Labour grandee Roy Hattersley, an atheist, says it is “preposterous” that someone should be prevented from wearing a cross at work.
He hailed religious expression an “elementary civil right” in a BBC radio debate.
Lord Hattersley made the comments on BBC Radio 4’s Any Questions – and the panel agreed that Christians should not be banned from wearing the cross.
Peter Hennessy – an historian and cross-bench peer – asked why “an ounce of nervous energy” was being “wasted” on banning crosses.
Conservative peer Norman Tebbit said Christianity was being “constantly” attacked in Britain.
And Carole Stone, the chairman of the research group YouGov Stone, labelled the situation “absolutely ridiculous”.
The panel was discussing the recent cases in the European Court of Human Rights involving four Christians who say the UK Government failed to protect their religious liberty.
Two of the cases involve Nadia Ewedia and Shirley Chaplin – who both wanted to wear a cross at work.

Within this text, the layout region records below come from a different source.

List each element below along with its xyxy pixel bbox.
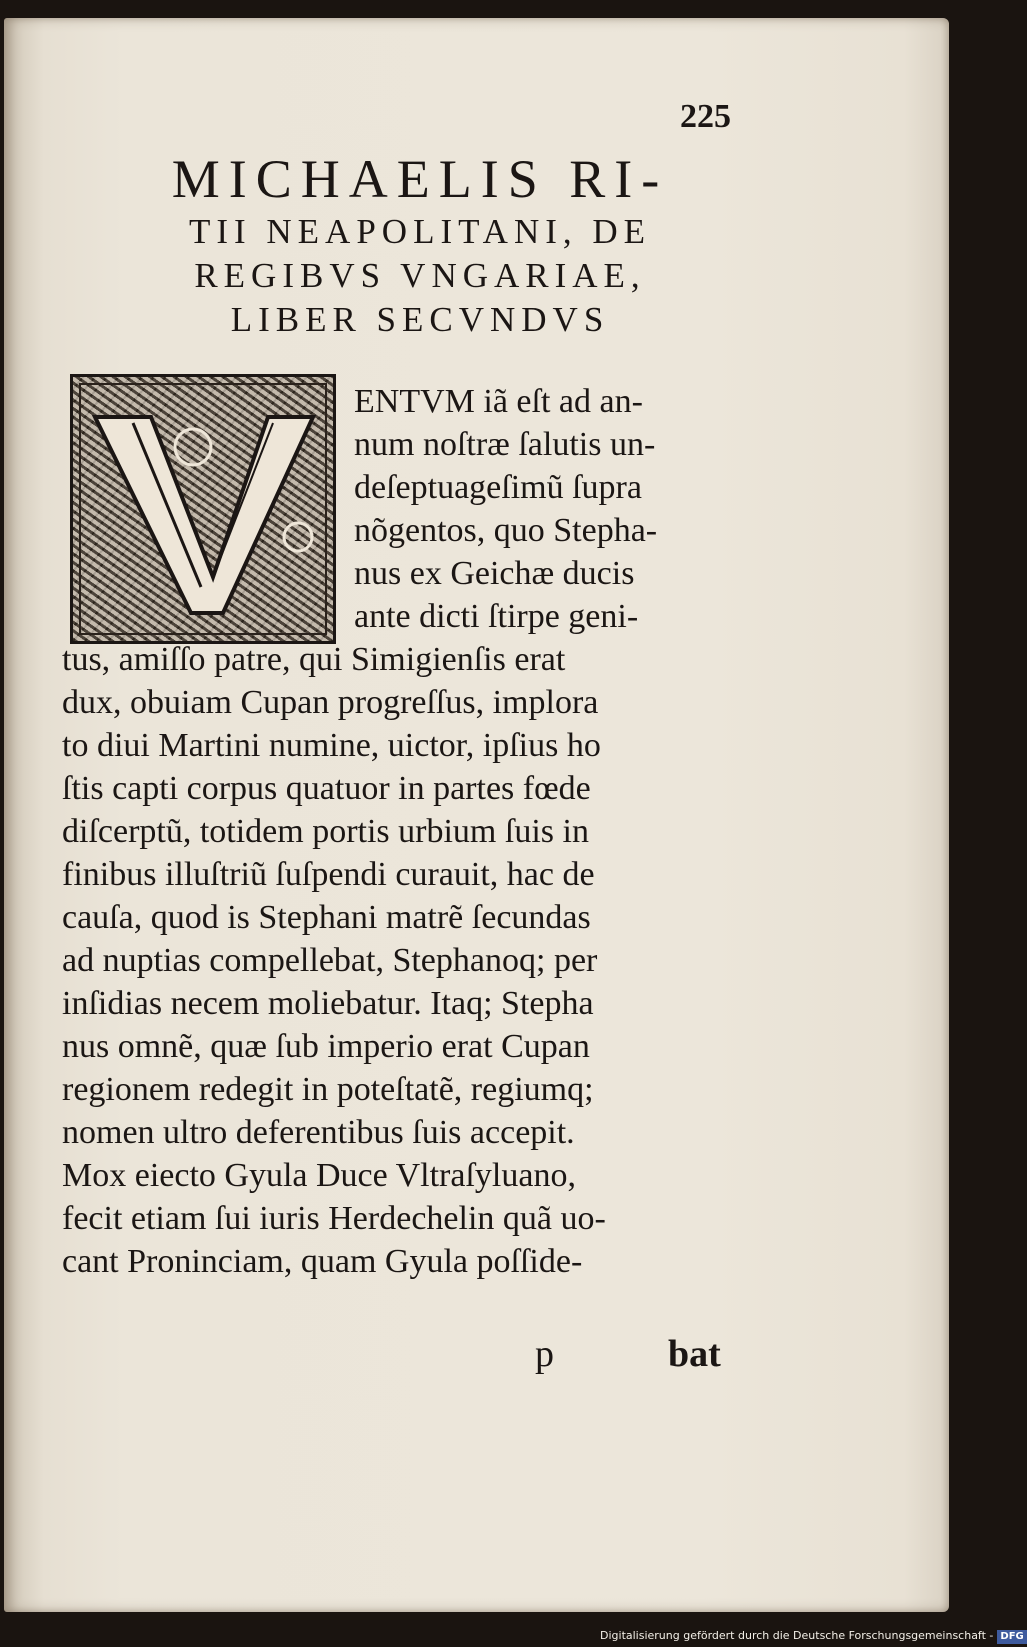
digitization-footer [600, 1627, 1024, 1645]
text-line: cauſa, quod is Stephani matrẽ ſecundas [62, 899, 591, 936]
page-foot [0, 1332, 1000, 1382]
text-line: nus omnẽ, quæ ſub imperio erat Cupan [62, 1028, 590, 1065]
text-line: ſtis capti corpus quatuor in partes fœde [62, 770, 591, 807]
text-line: cant Proninciam, quam Gyula poſſide- [62, 1243, 583, 1280]
dfg-logo: DFG [997, 1630, 1026, 1644]
text-line: Mox eiecto Gyula Duce Vltraſyluano, [62, 1157, 576, 1194]
decorated-initial [70, 374, 336, 644]
text-line: nus ex Geichæ ducis [354, 555, 635, 592]
text-line: ENTVM iã eſt ad an- [354, 383, 643, 420]
text-line: diſcerptũ, totidem portis urbium ſuis in [62, 813, 589, 850]
catchword: bat [668, 1333, 721, 1375]
page-number: 225 [680, 98, 731, 135]
text-line: to diui Martini numine, uictor, ipſius ho [62, 727, 601, 764]
text-line: inſidias necem moliebatur. Itaq; Stepha [62, 985, 594, 1022]
chapter-title [100, 148, 740, 342]
text-line: deſeptuageſimũ ſupra [354, 469, 642, 506]
title-line: LIBER SECVNDVS [230, 300, 610, 339]
text-line: fecit etiam ſui iuris Herdechelin quã uo- [62, 1200, 606, 1237]
text-line: dux, obuiam Cupan progreſſus, implora [62, 684, 599, 721]
title-line: REGIBVS VNGARIAE, [194, 256, 646, 295]
text-line: nomen ultro deferentibus ſuis accepit. [62, 1114, 575, 1151]
signature-mark: p [535, 1333, 554, 1375]
footer-text: Digitalisierung gefördert durch die Deutsche Forschungsgemeinschaft - [600, 1629, 994, 1642]
text-line: num noſtræ ſalutis un- [354, 426, 656, 463]
text-line: tus, amiſſo patre, qui Simigienſis erat [62, 641, 566, 678]
text-line: nõgentos, quo Stepha- [354, 512, 658, 549]
initial-letter-v-icon [73, 377, 333, 641]
text-line: finibus illuſtriũ ſuſpendi curauit, hac de [62, 856, 595, 893]
title-line: MICHAELIS RI- [171, 149, 669, 209]
text-line: ad nuptias compellebat, Stephanoq; per [62, 942, 598, 979]
title-line: TII NEAPOLITANI, DE [188, 212, 652, 251]
text-line: regionem redegit in poteſtatẽ, regiumq; [62, 1071, 594, 1108]
text-line: ante dicti ſtirpe geni- [354, 598, 639, 635]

Lord Hattersley, a Labour Peer who described himself as an atheist, said he had spent decades defending the right of Muslims and Sikhs to express their religion in public.
He commented that “exactly the same right should apply to Christians”.
Lord Hennessy said there were plenty of other issues to be concerned about instead of getting “tangled up” on the issue.
And Lord Tebbit commented that a Muslim or Jewish person would not be pressured to go against their religion, “so why do we pick on Christians?”.
The cases at the European Court of Human Rights also include that of Lillian Ladele who was disciplined for her stance on civil partnerships.
Miss Ladele’s legal case is being supported by The Christian Institute’s Legal Defence Fund. A decision from the court on the case is not expected for several months.